New Zealand businesses currently lead the world in their lack of awareness of proposed changes to the way that revenue is recognised in financial statements.
Research from the Grant Thornton International business report released yesterday, which surveyed 2,800 businesses globally, found that 86% of New Zealand business owners were not aware of revenue recognition changes being proposed by the International Accounting Standards Board (IASB). Of the 40 countries surveyed only Poland 96%, France 92% and Finland 90% showed greater ignorance of the proposed changes. The global average was 58%. The United States had the best knowledge of what was happening with only 40% of businesses being unaware of the proposed changes.
Mark Hucklesby, National Technical Director for Grant Thornton New Zealand Ltd, said that the US awareness rate was not surprising given the focus that the US places on earnings per share, but the real concern was that with less than a month remaining for public comment, the figures for New Zealand were surprisingly low. Given the significance of the proposed changes, particularly for smaller businesses that provide turn key product and service solutions, it is disappointing to see this complacency.
“How revenue is accounted for is extremely important. It is almost always the largest dollar amount reported in any set of financial statements and for many listed companies it is the first number that gets reported by the media. Auditors, as one might expect, spend a lot of time checking the revenue figures.
“What has been overlooked by many is that later this year a global, accounting standard for accounting revenue will be introduced.
“For businesses in New Zealand, now is the time to ask “do these changes work for us?” This is why this standard has been re-exposed for comment a second time by the IASB. For example, is separating out goods and services as separate revenue streams feasible, and is the guidance on separately accounting for warranty provisions reasonable?” he said.
The aim of the changes proposed by the IASB and the Financial Accounting Standards Board (FASB) is to improve and converge the financial reporting requirements of International Financial Reporting Standards (IFRSs) and US General Accepted Accounting Principles (US GAAP) for revenue (and some related costs) from contracts with customers.
The proposed changes improve current IFRSs and US GAAP by:
- providing a more robust framework for addressing revenue recognition issues;
- removing inconsistencies from existing requirements;
- improving comparability across companies, industries and capital markets;
- providing more useful information to users of financial statements through improved disclosure requirements; and
- simplifying the preparation of financial statements by streamlining the volume of accounting guidance.
“The core principle of this proposed standard is that an entity recognises revenue from contracts with customers when it transfers promised goods or services to the customer.
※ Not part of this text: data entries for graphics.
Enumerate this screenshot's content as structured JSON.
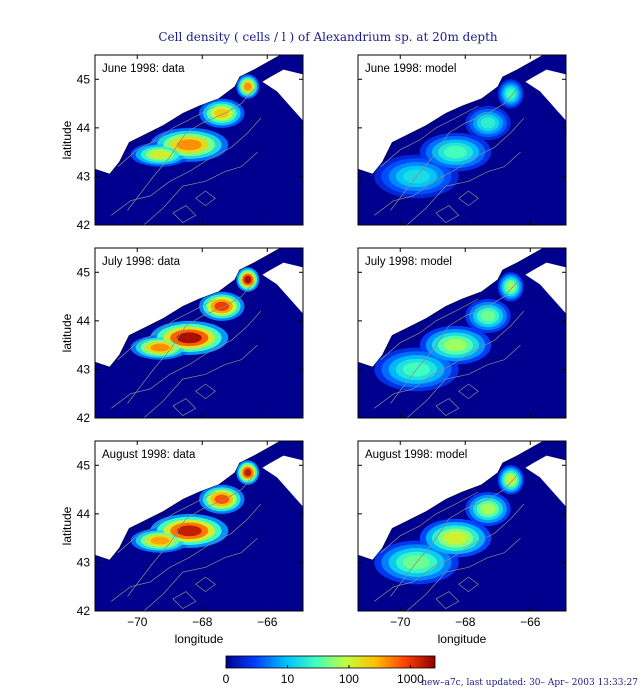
{
  "chart_data": {
    "type": "heatmap",
    "title": "Cell density ( cells / l ) of Alexandrium sp. at 20m depth",
    "xlabel": "longitude",
    "ylabel": "latitude",
    "xlim": [
      -71.3,
      -64.9
    ],
    "ylim": [
      42.0,
      45.5
    ],
    "xticks": [
      -70,
      -68,
      -66
    ],
    "xtick_labels": [
      "−70",
      "−68",
      "−66"
    ],
    "yticks": [
      42,
      43,
      44,
      45
    ],
    "ytick_labels": [
      "42",
      "43",
      "44",
      "45"
    ],
    "panels": [
      {
        "label": "June 1998: data",
        "month": "June",
        "source": "data",
        "peak_level": 2.3
      },
      {
        "label": "June 1998: model",
        "month": "June",
        "source": "model",
        "peak_level": 1.3
      },
      {
        "label": "July 1998: data",
        "month": "July",
        "source": "data",
        "peak_level": 2.9
      },
      {
        "label": "July 1998: model",
        "month": "July",
        "source": "model",
        "peak_level": 1.6
      },
      {
        "label": "August 1998: data",
        "month": "August",
        "source": "data",
        "peak_level": 2.8
      },
      {
        "label": "August 1998: model",
        "month": "August",
        "source": "model",
        "peak_level": 1.8
      }
    ],
    "colorbar": {
      "scale": "log",
      "ticks": [
        0,
        10,
        100,
        1000
      ],
      "tick_labels": [
        "0",
        "10",
        "100",
        "1000"
      ],
      "colors": [
        "#00008f",
        "#0040ff",
        "#00c0ff",
        "#40ffbf",
        "#c0ff40",
        "#ffc000",
        "#ff4000",
        "#8f0000"
      ]
    },
    "grid": false
  },
  "footer": "new–a7c, last updated: 30– Apr– 2003 13:33:27"
}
The amount of revenue recognised would be the amount of consideration promised by the customer in exchange for the transferred goods or services.
“I am staggered at the figures for New Zealand, as business owners in this country are usually pretty savvy about these matters, but our global survey clearly indicates these proposed changes have not received the attention they deserve,” he said.
“The survey also revealed that New Zealand was in the top third of countries where business owners thought that the requirements to prepare IFRS financial statements were too complex. This finding is not unexpected, and confirms what many directors and business owners have been saying for a long time.
“Nearly half of the business owners (48%) in New Zealand held this opinion, which put us almost in line with Australia, the United Kingdom and the United States. Denmark looked to be the most knowledgeable country with only 10% finding financial statements they were required to prepare too complicated. However at the other end of the scale were Greece and Italy where 60% of businesses said that preparing financial statements today was far too complicated. The global average from this latest Grant Thornton survey was 38%.
“While the closing date for submissions to the IASB and the FASB on revenue recognition is 13 March 2012, New Zealand companies have been asked by the newly created External Reporting Board (XRB) to have submissions ready by 20 February 2012. Given the importance of revenue to almost every business in New Zealand, this is an opportunity to have your views heard. Failure to comment may result in companies having to paying tax on earnings earlier than they previously have, given the Inland Revenue’s policy decision to use IFRS as the platform for revenue recognition for almost every large company in New Zealand” Mark Hucklesby said.